DeepSpeed
DeepSpeed copied to clipboard
[BUG] CPU Offloading Super Slow Even on a 60M Parameter Model?
Describe the bug
I am doing LLM fine-tuning for the bigscience/t0-3b model
, and after 8 hours, it was stalling. Out of curiosity, I switched to t5-small
, and noticed it was still stalling. By way of comparison, using DDP, fine-tuning for one epoch of a 60M parameter model should take a couple minutes.

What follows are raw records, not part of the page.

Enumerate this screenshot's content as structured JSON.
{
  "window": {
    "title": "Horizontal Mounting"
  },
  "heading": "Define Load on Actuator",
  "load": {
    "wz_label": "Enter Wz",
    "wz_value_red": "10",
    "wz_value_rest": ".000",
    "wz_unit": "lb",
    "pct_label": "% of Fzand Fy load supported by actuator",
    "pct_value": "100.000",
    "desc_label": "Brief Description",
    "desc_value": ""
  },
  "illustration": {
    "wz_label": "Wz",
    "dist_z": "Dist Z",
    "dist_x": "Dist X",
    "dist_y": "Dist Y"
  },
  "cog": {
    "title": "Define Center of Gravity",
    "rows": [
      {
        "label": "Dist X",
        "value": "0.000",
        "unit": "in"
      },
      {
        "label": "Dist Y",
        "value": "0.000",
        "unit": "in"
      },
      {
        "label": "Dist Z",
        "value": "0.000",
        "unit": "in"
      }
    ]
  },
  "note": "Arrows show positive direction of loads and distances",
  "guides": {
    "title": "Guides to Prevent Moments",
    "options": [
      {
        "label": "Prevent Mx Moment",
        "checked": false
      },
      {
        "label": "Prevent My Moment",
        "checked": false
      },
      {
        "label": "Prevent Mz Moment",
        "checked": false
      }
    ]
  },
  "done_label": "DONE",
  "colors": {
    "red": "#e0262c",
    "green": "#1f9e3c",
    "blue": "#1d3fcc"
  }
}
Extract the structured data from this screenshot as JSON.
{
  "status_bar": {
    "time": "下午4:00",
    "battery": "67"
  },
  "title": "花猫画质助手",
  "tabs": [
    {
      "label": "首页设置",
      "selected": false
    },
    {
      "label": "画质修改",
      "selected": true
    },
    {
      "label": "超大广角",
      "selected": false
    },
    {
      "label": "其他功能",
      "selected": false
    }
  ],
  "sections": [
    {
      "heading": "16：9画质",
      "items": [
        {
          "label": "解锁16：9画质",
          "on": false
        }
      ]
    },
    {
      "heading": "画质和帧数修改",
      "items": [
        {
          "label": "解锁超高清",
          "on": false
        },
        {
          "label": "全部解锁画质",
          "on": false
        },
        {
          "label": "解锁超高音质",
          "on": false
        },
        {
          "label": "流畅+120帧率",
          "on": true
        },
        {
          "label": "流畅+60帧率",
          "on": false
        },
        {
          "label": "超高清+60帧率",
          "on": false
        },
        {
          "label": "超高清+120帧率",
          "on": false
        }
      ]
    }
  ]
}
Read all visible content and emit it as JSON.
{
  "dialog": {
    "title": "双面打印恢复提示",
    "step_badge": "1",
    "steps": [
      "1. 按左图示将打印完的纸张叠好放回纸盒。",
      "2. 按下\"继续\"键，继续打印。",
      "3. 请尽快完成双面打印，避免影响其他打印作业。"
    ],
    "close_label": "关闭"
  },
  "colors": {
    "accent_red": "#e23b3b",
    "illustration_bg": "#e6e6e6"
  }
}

To run this training session, I am performing multi-node training using 6 g5.4xlarge A10 GPUs on AWS Batch.
Details:
- I am using DeepSpeedCPUAdam as the optimizer
- Precision is bf16
- Using ZeRO stage 3
To Reproduce I have a reproducible example here - https://github.com/rileyhun/llm_finetuning_metaflow
I am using Metaflow with PyTorch Lightning to run a multi-node distributed training job using AWS Batch
Expected behavior I was expecting the training loop to complete for 1 epoch is reasonable time.
ds_report output
Please run ds_report
to give us details about your setup.
Screenshots If applicable, add screenshots to help explain your problem.
System info (please complete the following information):
- OS: [e.g. Ubuntu 18.04]: Amazon Linux 2
- GPU count and types [e.g. two machines with x8 A100s each] - 6 A10 GPUs
- Interconnects (if applicable) [e.g., two machines connected with 100 Gbps IB]
- Python version: 3.10.4
- Any other relevant info about your setup
Launcher context
Are you launching your experiment with the deepspeed
launcher, MPI, or something else?
Using PyTorch Lightning
Docker context Are you using a specific docker image that you can share?
Additional context Add any other context about the problem here.